YHVH Rapha

He said, “If you listen carefully to the voice of the Lord your God and do what is right in his eyes, if you pay attention to his commands and keep all his decrees, I will not bring on you any of the diseases I brought on the Egyptians, for I am the Lord, who heals you.” ex 15.26

Pain from my father and mother

I’ve heard before that “it isn’t until one has children that one truly understands the sacrifices made by one’s parents” and yeah, I rolled my eyes.  You don’t know what they did or what they were really like, I’d think.
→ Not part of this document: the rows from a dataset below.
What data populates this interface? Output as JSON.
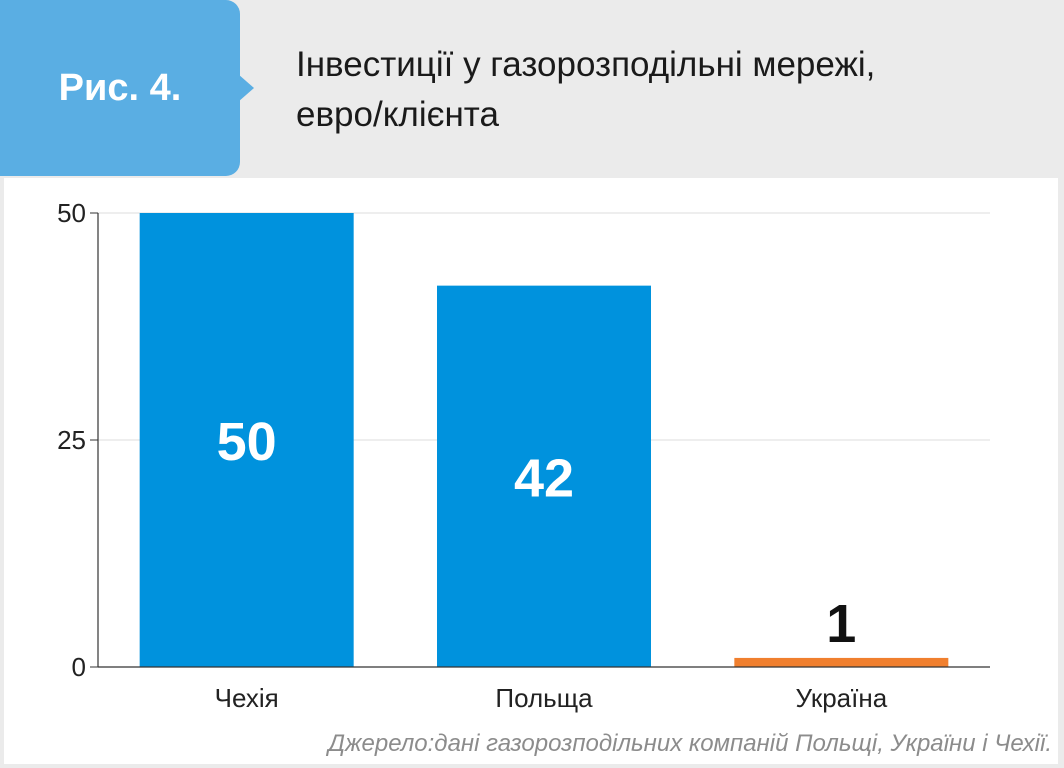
{
  "figure": {
    "badge_label": "Рис. 4.",
    "title_line1": "Інвестиції у газорозподільні мережі,",
    "title_line2": "евро/клієнта",
    "source": "Джерело:дані газорозподільних компаній Польщі, України і Чехії."
  },
  "colors": {
    "badge": "#5aaee3",
    "bar_default": "#0092dd",
    "bar_highlight": "#f07f2e",
    "label_inside": "#ffffff",
    "label_outside": "#111111"
  },
  "chart_data": {
    "type": "bar",
    "categories": [
      "Чехія",
      "Польща",
      "Україна"
    ],
    "values": [
      50,
      42,
      1
    ],
    "data_labels": [
      "50",
      "42",
      "1"
    ],
    "highlight_index": 2,
    "ylim": [
      0,
      50
    ],
    "yticks": [
      0,
      25,
      50
    ],
    "ytick_labels": [
      "0",
      "25",
      "50"
    ],
    "grid": true,
    "legend": "none"
  }
}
I was raised to look at the negative side of things, to look at what was lost, to focus on the ugliness of life.  It’s been hard for me to think of anything positive from my childhood.

As an adult, I guess I have been afraid to let go of the yuck.  I don’t mean not forgiving, I have forgiven my parents many times.  I mean letting go of the ugliness and negative side of things and losses.

I think I should be looking for the benefits and gains and positive things that happened when I was a child.

But I don’t want to.  Because to do that would be like saying the ugliness had no effect on me, that life was ok and it wasn’t really that bad anyway.

Maybe that’s not really what “letting go” is after all?

I’m coming to realize that there was more to my history than the negative, and if I am going to move on from this I need to see my past more clearly.

Because holding onto the yuck is holding me back, keeping me from seeing benefits.

And part of that is appreciating the blessings I’ve had, instead of always complaining about the troubles and pains.